Wildcat Hills State Recreation Area

April 22-24, 2024.

Photo album

I dropped Aaron off at the Denver Airport early in the morning. While he attended a work trip for a few days, I gallivanted off to Nebraska. My first stop: Panorama Point, the highpoint of Nebraska. This was not a hike; I drove on back highways and long gravel roads for a awhile to an entry to a private bison ranch. I dropped my $3 entrance fee in the box and finished the drive to the parking area.

Since leaving Oregon nearly a year ago, I’ve visited the summits of three state highpoints: Black Mesa (OK), Taum Sauk (MO) and Mt. Sunflower (KS). While I was way out in the middle of the country, I figured I may as well grab Nebraska’s highpoint. I might not be in spitting distance anytime soon. Now I’ve got nine peaks out of 50, which is not much to write home about, but I’m much closer to completing the list than I was last year!

Flora and fauna

By the time I arrived at the Wildcat Hills State Recreation Area, I was so sick of driving. I booked a campsite for the next two nights and settled in. My spot had a couple of trees perfect for setting up a hammock, so that’s the first thing I did. Looking up from my relaxing perch, I noticed quite a bit of bird activity. I spent the afternoon switching between reading, napping and birdwatching. I noticed a pair of mountain bluebirds gathering up nesting material and bringing it to their hole in a snag near my hammock trees. Then I observed as a pair of finches flew in and out of their nesting site in a jumble of mistletoe right over my head. And on the ground, several chipping sparrows bobbed their cute little red heads up and down searching for snacks.

I had spent so much time on the go lately that I didn’t even know how much I was craving this down time. My body melted into the hammock in a way that was so soothing and natural. Tomorrow, I thought, I’d gather myself up to explore.
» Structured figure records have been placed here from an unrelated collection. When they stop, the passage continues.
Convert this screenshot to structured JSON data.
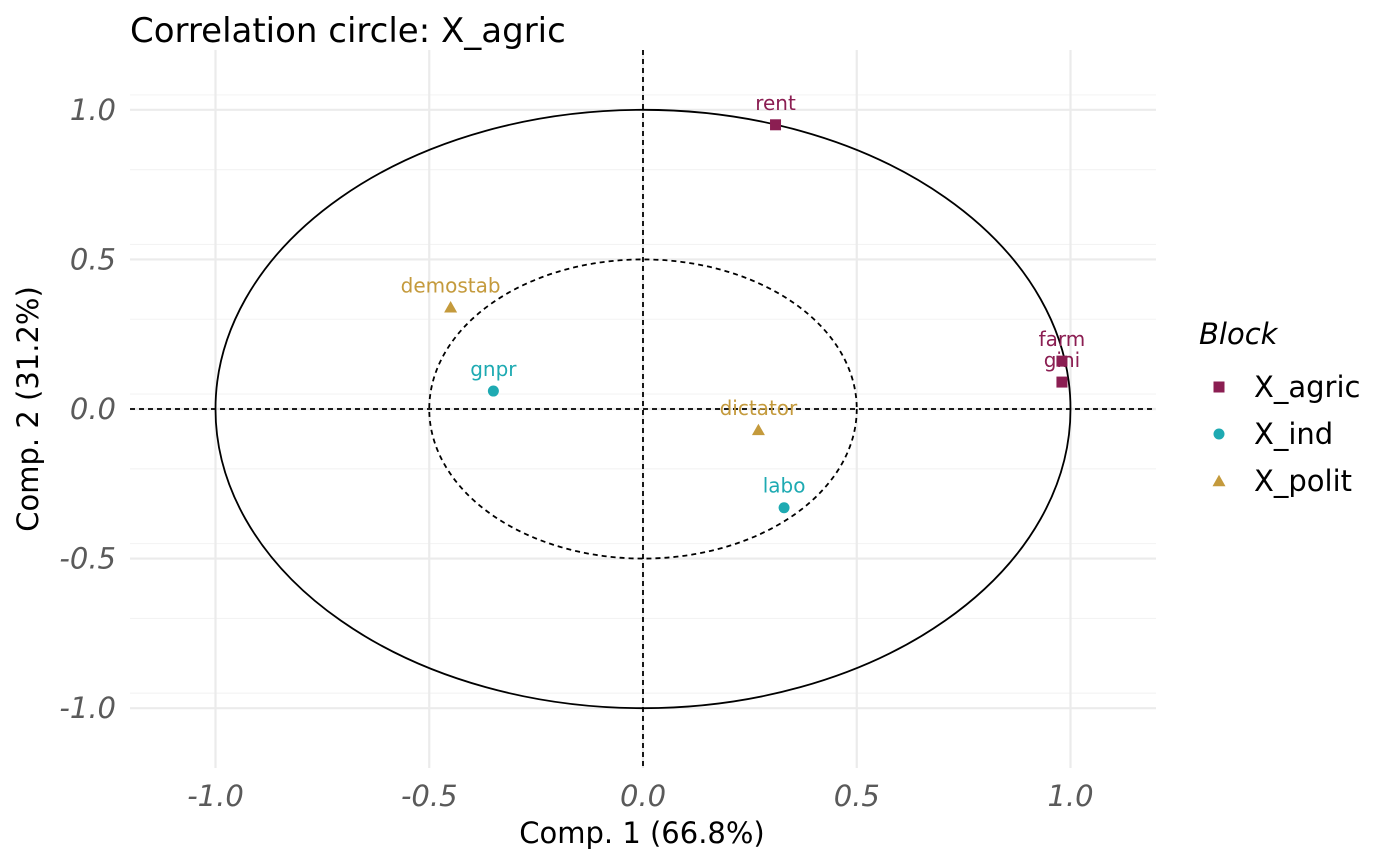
{
  "chart_data": {
    "type": "scatter",
    "title": "Correlation circle: X_agric",
    "xlabel": "Comp. 1 (66.8%)",
    "ylabel": "Comp. 2 (31.2%)",
    "xlim": [
      -1.2,
      1.2
    ],
    "ylim": [
      -1.2,
      1.2
    ],
    "x_ticks": [
      -1.0,
      -0.5,
      0.0,
      0.5,
      1.0
    ],
    "x_tick_labels": [
      "-1.0",
      "-0.5",
      "0.0",
      "0.5",
      "1.0"
    ],
    "y_ticks": [
      -1.0,
      -0.5,
      0.0,
      0.5,
      1.0
    ],
    "y_tick_labels": [
      "-1.0",
      "-0.5",
      "0.0",
      "0.5",
      "1.0"
    ],
    "grid": true,
    "circles": [
      {
        "radius": 1.0,
        "style": "solid"
      },
      {
        "radius": 0.5,
        "style": "dashed"
      }
    ],
    "reference_lines": {
      "x": 0,
      "y": 0,
      "style": "dashed"
    },
    "legend": {
      "title": "Block",
      "position": "right"
    },
    "series": [
      {
        "name": "X_agric",
        "marker": "square",
        "color": "#8b1e52",
        "points": [
          {
            "label": "rent",
            "x": 0.31,
            "y": 0.95
          },
          {
            "label": "farm",
            "x": 0.98,
            "y": 0.16
          },
          {
            "label": "gini",
            "x": 0.98,
            "y": 0.09
          }
        ]
      },
      {
        "name": "X_ind",
        "marker": "circle",
        "color": "#1eaab2",
        "points": [
          {
            "label": "gnpr",
            "x": -0.35,
            "y": 0.06
          },
          {
            "label": "labo",
            "x": 0.33,
            "y": -0.33
          }
        ]
      },
      {
        "name": "X_polit",
        "marker": "triangle",
        "color": "#c49a3c",
        "points": [
          {
            "label": "demostab",
            "x": -0.45,
            "y": 0.34
          },
          {
            "label": "dictator",
            "x": 0.27,
            "y": -0.07
          }
        ]
      }
    ]
  }
}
The next morning, I set off on a nature walk. Well, after coffee in the hammock, of course. Along the way, I met many birds: mountain chickadees, pine siskins, red breasted nuthatches and even a turkey. I searched relentlessly for cactus flowers. While I never found a single one, I did make a wonderful discovery: SAND LILIES! I was very excited to see them, since they are one of my favorite Central Oregon wildflowers. I love how I get to visit the Oregon natives even while out of the state.

Much to my surprise, I was also delighted to see dandelions because of what else was attracted to them: bees and butterflies. I spent quite a bit of time crouched down in a squat watching them gather pollen and nectar.

Having no agenda

The best part of my day was not having to move the van. I really embraced having so much downtime with nowhere to be, no reason to be productive and no one to answer to. Aaron is an extremely easy person to live with, but things just feel different when I’m totally on my own. I found out today that he bumped his flight back out one day so he could visit with a friend in the Portland area. Great, I thought, I just got another day to enjoy having no agenda. The Wildcat Hills, kind of a bleh place that’s managed primarily for hunters, ended up being a decent spot to see wildlife and flowers while mostly relaxing under shade trees (did I mention it was HOT).
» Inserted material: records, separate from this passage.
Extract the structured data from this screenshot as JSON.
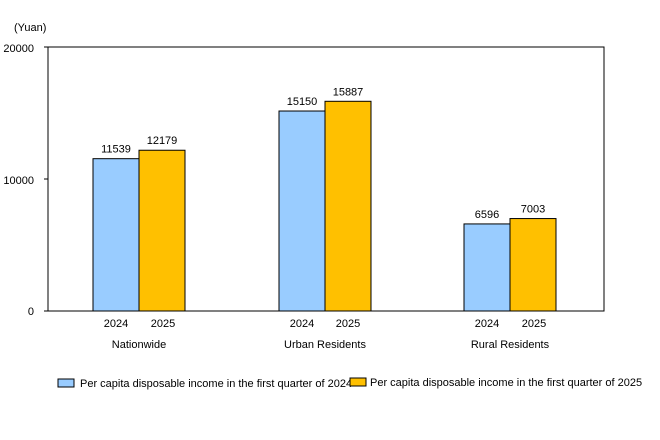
{
  "chart_data": {
    "type": "bar",
    "unit_label": "(Yuan)",
    "y_ticks": [
      "20000",
      "10000",
      "0"
    ],
    "y_tick_values": [
      20000,
      10000,
      0
    ],
    "ylim": [
      0,
      20000
    ],
    "grid": false,
    "legend_position": "bottom",
    "groups": [
      {
        "label": "Nationwide",
        "years": [
          "2024",
          "2025"
        ],
        "value_labels": [
          "11539",
          "12179"
        ]
      },
      {
        "label": "Urban Residents",
        "years": [
          "2024",
          "2025"
        ],
        "value_labels": [
          "15150",
          "15887"
        ]
      },
      {
        "label": "Rural Residents",
        "years": [
          "2024",
          "2025"
        ],
        "value_labels": [
          "6596",
          "7003"
        ]
      }
    ],
    "categories": [
      "Nationwide",
      "Urban Residents",
      "Rural Residents"
    ],
    "series": [
      {
        "name": "Per capita disposable income in the first quarter of 2024",
        "color": "#99ccff",
        "values": [
          11539,
          15150,
          6596
        ]
      },
      {
        "name": "Per capita disposable income in the first quarter of 2025",
        "color": "#ffc000",
        "values": [
          12179,
          15887,
          7003
        ]
      }
    ]
  }
}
It’s important in life in general, but also while doing long-term travel, to have some days as nothing days. As a recovering Type-A planner, this is a lesson that I’ll likely need to learn a few more times before it truly sticks. But, it’s becoming easier the longer we spend on the road to go with the flow and not try to jam-pack every day with activities and/or driving. A relaxing hammock day is just as valuable, and necessary, as a double-digit hike day or long drive to some epic destination.